05 July 2018, The Tablet

Lay Italian journalist to head up comms dicastery


Paulo Ruffini has experience in radio, print and television along with managerial experience inside a Church media organisation.


Lay Italian journalist to head up comms dicastery

Pope Francis Pope Francis has named Italian journalist Paolo Ruffini as his new Prefect of the Dicastery for Communications
Photo: Evandro Inetti via ZUMA Wire

Pope Francis has named Italian journalist Paolo Ruffini as his new Prefect of the Dicastery for Communications, making him the first layman to lead a Vatican department. 

Ruffini, 62, who has been the Director-General of the Italian bishops’ television station TV2000 since 2014, succeeds Mgr Dario Vigano, who resigned earlier this year following a furore over the selective release of a letter from Benedict XVI. 

While Mgr Vigano was an expert in film and cinematography, the new prefect is a journalist with experience in radio, print and television along with managerial experience inside a Church media organisation. 

As well as running TV2000 Ruffini has worked in secular newsrooms such as for newspaper Il Messaggero and the Italian state broadcaster RAI which will sit well alongside an instinctive understanding of the Church’s bureaucracy. Born in Palermo, Sicily, on 4 October – the feast of the Pope’s namesake St Francis of Assisi – he is the great-nephew of a cardinal, Ernesto Ruffini, and son of Attilio, a Christian Democrat politician. 

The new prefect’s big task will be to push forward with reforms of the Vatican’s media operation, a process which started with Lord (Chris) Patten’s 2014 review of communications and its implementation of his proposals. 

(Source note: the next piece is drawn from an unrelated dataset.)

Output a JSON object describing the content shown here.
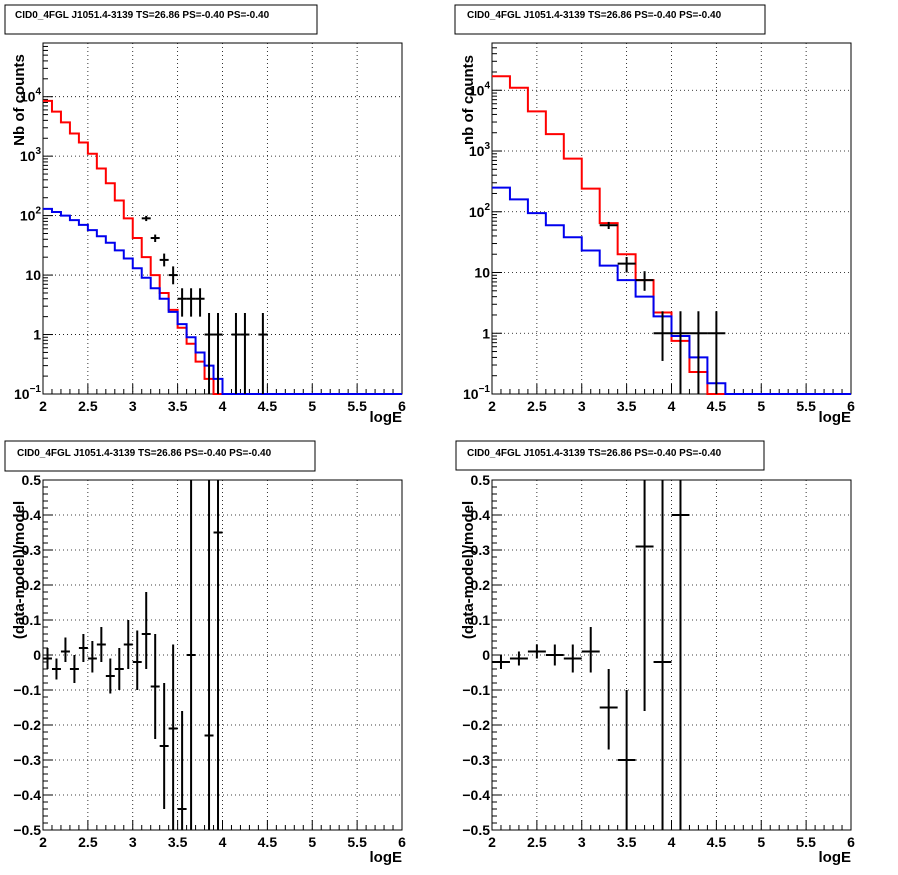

This has seen a streamlining of Vatican content onto three channels: Vatican news, Vatican media and Radio Vaticana (Italy only), and a new focus on multimedia and video reporting. Ruffini’s big challenge, however, will be one of managing personnel and ensuring the large, mainly lay staff are onboard with the changes.

The decision to appoint an experienced journalist to run the new department shows a willingness by the Latin American Pope commitment to reform of communications and a belief that lay expertise is needed in the Vatican. 

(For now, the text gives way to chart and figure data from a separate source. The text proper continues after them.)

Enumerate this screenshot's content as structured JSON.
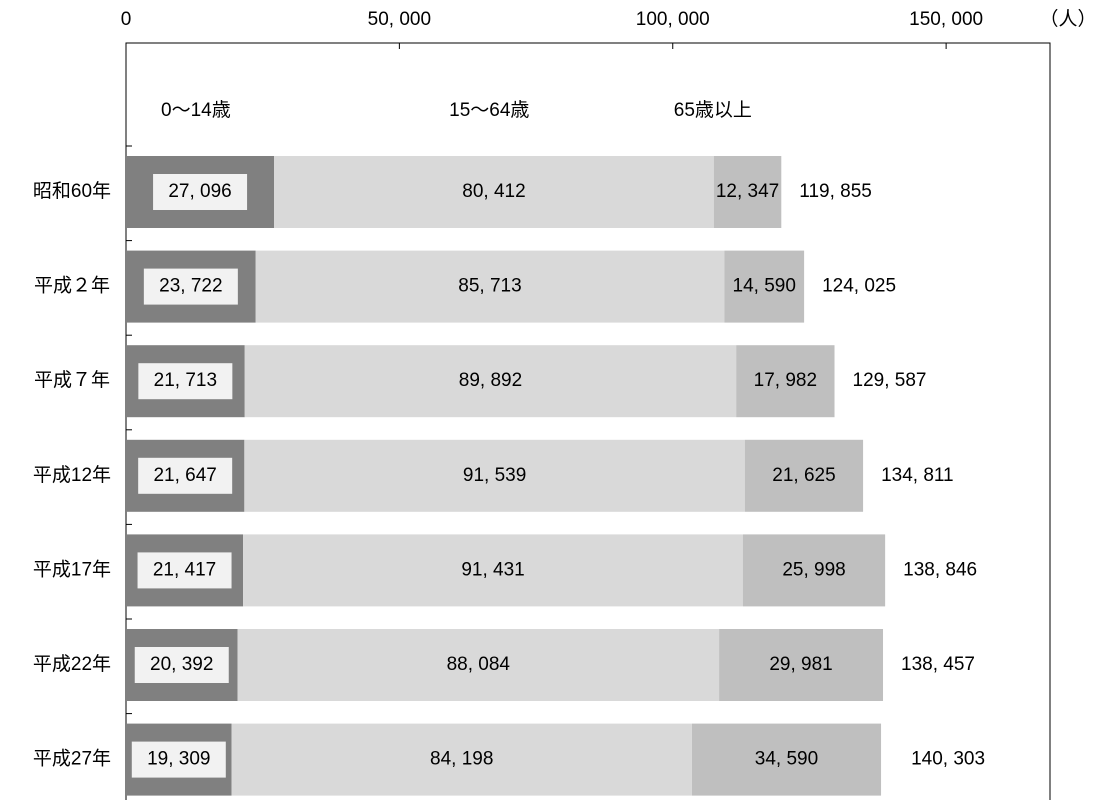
{
  "chart_data": {
    "type": "stacked-bar-horizontal",
    "unit_label": "（人）",
    "categories": [
      "昭和60年",
      "平成２年",
      "平成７年",
      "平成12年",
      "平成17年",
      "平成22年",
      "平成27年"
    ],
    "series": [
      {
        "name": "0～14歳",
        "color": "#808080",
        "values": [
          27096,
          23722,
          21713,
          21647,
          21417,
          20392,
          19309
        ],
        "value_labels": [
          "27, 096",
          "23, 722",
          "21, 713",
          "21, 647",
          "21, 417",
          "20, 392",
          "19, 309"
        ]
      },
      {
        "name": "15～64歳",
        "color": "#d9d9d9",
        "values": [
          80412,
          85713,
          89892,
          91539,
          91431,
          88084,
          84198
        ],
        "value_labels": [
          "80, 412",
          "85, 713",
          "89, 892",
          "91, 539",
          "91, 431",
          "88, 084",
          "84, 198"
        ]
      },
      {
        "name": "65歳以上",
        "color": "#bfbfbf",
        "values": [
          12347,
          14590,
          17982,
          21625,
          25998,
          29981,
          34590
        ],
        "value_labels": [
          "12, 347",
          "14, 590",
          "17, 982",
          "21, 625",
          "25, 998",
          "29, 981",
          "34, 590"
        ]
      }
    ],
    "totals": {
      "values": [
        119855,
        124025,
        129587,
        134811,
        138846,
        138457,
        140303
      ],
      "value_labels": [
        "119, 855",
        "124, 025",
        "129, 587",
        "134, 811",
        "138, 846",
        "138, 457",
        "140, 303"
      ]
    },
    "xlim": [
      0,
      169000
    ],
    "xticks": [
      0,
      {
        "value": 50000,
        "label": "50, 000"
      },
      {
        "value": 100000,
        "label": "100, 000"
      },
      {
        "value": 150000,
        "label": "150, 000"
      }
    ]
  }
}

In a recent interview with Reuters, Francis said he had initially wanted to appoint a woman to lead the communications body when it was established in 2015, and has no problem in appointing non-ordained men or women to departments in the Vatican that don’t have “jurisdiction” in terms of the sacramental-ministry reserved to priests. 

Along with overseeing Holy See’s own media, Ruffini will be required to think strategically about communications for the papacy and how to make Francis’ message heard globally.

The role will require a delicate, and diplomatic balancing act: the Pope is a global superstar who regularly makes headlines, but he does not have a “personal spokesman” and is known for sometimes personally arranging his interviews.

While some may wonder whether Ruffini’s CV is too Italian-centric for a culturally diverse media job where the Anglo-Saxon media plays a strong role in defining the narrative, he will work closely with Greg Burke, the Director of the Holy See Press Office, a former Fox News journalist from the United States. 

Burke, and his deputy Paloma García Ovejero, are on the front line of media management answering queries from journalists and, like the communications department, sit underneath the Holy See’s Secretariat of State in the Roman Curia hierarchy. 

Mgr Vigano, previously director of the Vatican’s Television Centre, resigned four months ago after it turned out that a photography of a letter written by Benedict XVI had been blurred and selectively released to the media. While the Milanese priest stepped down as prefect in order to prevent any “delay, damage or block” to ongoing reforms, Mgr Vigano remains as the “assessore” of the department. 

Set up in 2015 as a communications secretariat on 25 June 2018, the Pope ruled it would be a “dicastery” making it an official division of the Roman Curia and giving it oversight over all Vatican media from the publishing house, television channel and the “L’Osservatore Romano” newspaper.